PRACTICAL IMPLICATIONS
We were unable to explore in depth the implications of accelerator memory reuse in systems more complex than our prototype. However, we anticipate the following practical issues in achieving high-performance accelerator memory reuse, which we plan to address in future work:
• Eviction policies. Compared to write-through policies, write-back mechanisms minimize off-chip accesses, at the expense of requiring a cache slice flush upon switching back to accelerator mode. Whether the subsequent delay is admissible is application-dependent.
• Address space mapping. Our choice of address interleaving was solely based on the simplicity of its implementation. Alternative mapping mechanisms that cope well with a fluctuating number of cache slices should be developed.
• Frequency of use.
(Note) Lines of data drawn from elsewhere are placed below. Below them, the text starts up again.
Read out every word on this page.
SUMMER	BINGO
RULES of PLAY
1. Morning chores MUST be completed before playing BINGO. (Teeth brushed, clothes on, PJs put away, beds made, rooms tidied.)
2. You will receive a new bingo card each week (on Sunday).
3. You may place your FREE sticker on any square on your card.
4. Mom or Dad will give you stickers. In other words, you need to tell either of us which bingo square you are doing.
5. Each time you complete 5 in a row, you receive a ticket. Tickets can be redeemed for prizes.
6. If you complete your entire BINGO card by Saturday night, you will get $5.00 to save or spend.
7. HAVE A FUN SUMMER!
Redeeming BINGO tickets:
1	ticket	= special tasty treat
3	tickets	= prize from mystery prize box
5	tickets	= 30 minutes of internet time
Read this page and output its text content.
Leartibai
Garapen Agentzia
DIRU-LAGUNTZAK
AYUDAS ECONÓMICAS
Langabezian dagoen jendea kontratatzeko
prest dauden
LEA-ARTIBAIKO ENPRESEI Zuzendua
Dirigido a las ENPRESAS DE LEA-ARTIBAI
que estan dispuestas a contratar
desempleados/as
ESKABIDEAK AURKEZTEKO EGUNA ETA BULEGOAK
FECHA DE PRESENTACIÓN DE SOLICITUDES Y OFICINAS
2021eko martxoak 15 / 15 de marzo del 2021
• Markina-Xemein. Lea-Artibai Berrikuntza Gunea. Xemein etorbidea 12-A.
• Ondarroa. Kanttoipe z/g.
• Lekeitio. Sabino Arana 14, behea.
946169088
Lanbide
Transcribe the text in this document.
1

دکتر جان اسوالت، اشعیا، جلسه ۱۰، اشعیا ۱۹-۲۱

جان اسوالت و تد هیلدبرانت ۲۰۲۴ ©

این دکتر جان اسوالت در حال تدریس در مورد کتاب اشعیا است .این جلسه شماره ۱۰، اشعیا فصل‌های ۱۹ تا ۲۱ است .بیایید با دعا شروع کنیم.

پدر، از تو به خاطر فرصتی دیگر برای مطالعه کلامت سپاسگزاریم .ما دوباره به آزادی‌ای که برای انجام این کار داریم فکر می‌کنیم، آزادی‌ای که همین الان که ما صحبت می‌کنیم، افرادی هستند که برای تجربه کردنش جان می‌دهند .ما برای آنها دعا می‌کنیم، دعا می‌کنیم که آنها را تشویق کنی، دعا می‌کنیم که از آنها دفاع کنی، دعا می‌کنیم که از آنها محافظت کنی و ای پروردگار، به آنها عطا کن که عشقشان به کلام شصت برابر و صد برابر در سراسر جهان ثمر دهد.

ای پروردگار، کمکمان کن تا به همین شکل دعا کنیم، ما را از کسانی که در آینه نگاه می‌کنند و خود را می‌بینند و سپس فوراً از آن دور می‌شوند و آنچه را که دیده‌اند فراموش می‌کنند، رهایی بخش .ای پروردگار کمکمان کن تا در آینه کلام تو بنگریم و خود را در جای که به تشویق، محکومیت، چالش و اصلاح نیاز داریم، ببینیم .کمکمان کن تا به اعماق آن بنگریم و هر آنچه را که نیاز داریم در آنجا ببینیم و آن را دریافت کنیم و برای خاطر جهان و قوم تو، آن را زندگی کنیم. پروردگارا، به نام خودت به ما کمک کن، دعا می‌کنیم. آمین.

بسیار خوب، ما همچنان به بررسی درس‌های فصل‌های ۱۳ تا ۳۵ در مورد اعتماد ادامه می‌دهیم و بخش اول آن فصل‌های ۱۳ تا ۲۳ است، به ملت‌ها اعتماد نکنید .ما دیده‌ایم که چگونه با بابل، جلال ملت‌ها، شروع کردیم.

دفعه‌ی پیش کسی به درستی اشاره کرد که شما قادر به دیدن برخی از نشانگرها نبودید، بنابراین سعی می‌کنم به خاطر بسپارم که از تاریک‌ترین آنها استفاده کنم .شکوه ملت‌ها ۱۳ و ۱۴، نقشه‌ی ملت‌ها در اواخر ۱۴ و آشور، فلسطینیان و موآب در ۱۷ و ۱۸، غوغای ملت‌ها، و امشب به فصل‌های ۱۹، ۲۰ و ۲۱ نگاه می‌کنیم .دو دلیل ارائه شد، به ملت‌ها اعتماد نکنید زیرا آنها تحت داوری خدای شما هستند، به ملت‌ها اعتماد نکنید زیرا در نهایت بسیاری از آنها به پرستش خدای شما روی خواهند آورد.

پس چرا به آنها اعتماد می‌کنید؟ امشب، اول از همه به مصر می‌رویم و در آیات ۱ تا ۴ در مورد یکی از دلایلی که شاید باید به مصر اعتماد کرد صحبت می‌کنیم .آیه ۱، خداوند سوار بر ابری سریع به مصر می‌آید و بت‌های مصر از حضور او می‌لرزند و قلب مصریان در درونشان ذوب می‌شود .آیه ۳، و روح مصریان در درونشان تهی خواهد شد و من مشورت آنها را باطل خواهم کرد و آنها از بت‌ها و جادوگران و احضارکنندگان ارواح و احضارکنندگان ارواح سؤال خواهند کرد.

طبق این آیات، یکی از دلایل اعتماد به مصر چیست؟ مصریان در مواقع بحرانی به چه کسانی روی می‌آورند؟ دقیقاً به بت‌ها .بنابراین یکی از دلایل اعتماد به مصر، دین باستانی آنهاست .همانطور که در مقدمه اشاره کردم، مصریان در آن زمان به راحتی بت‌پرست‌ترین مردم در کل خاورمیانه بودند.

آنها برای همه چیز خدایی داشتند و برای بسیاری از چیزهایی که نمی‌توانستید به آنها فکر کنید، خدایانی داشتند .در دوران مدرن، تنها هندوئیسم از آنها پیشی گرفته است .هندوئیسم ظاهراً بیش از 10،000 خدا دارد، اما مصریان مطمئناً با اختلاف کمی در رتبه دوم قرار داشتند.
Given the fixed costs in enabling an accelerator memory block as a remote cache slice-partly as a result of the above two points-, accelerators used less often than others are better candidates for exposing their memory blocks as cache slices.
• Clock frequency and SRAM word size. In addition to locality and network congestion, NUCA algorithms will need to take into account accelerators' clock frequency and SRAM word size. Based on these parameters, algorithms may favor the reuse of some accelerators over others to meet power and performance requirements.
CONCLUSION
We presented accelerator memory reuse, a technique to leverage memory from unused accelerators to provide an on-chip NUCA substrate. We described an architecture to enable access to accelerators' memory blocks via a network-on-chip, and evaluated a simulated prototype of a tiled instance of this architecture integrating a 4-tile MPEG accelerator. Our results showed that enabling the reuse of the 512 kB memory blocks on these MPEG tiles incurs on average in a 1.89% area overhead with respect to equally-sized ad hoc cache slices. Reusing these four blocks as a level-3 cache by a 4-core system with a 128 kB level-2 cache yielded, on average, a 25% performance improvement for a variety of single and multi-threaded workloads.
As we enter the dark silicon era, aggressive integration of accelerators is emerging as a plausible contender toward sustaining performance increases. We believe that the idea of reusing accelerator memory has the potential of playing a catalytic role in transitioning toward these accelerator-based architectures: while a portion of the accelerators can efficiently execute a subset of a workload, the remaining accelerators can double as a NUCA substrate, which results in a more effective use of silicon by sparing the need for ad hoc NUCA slices.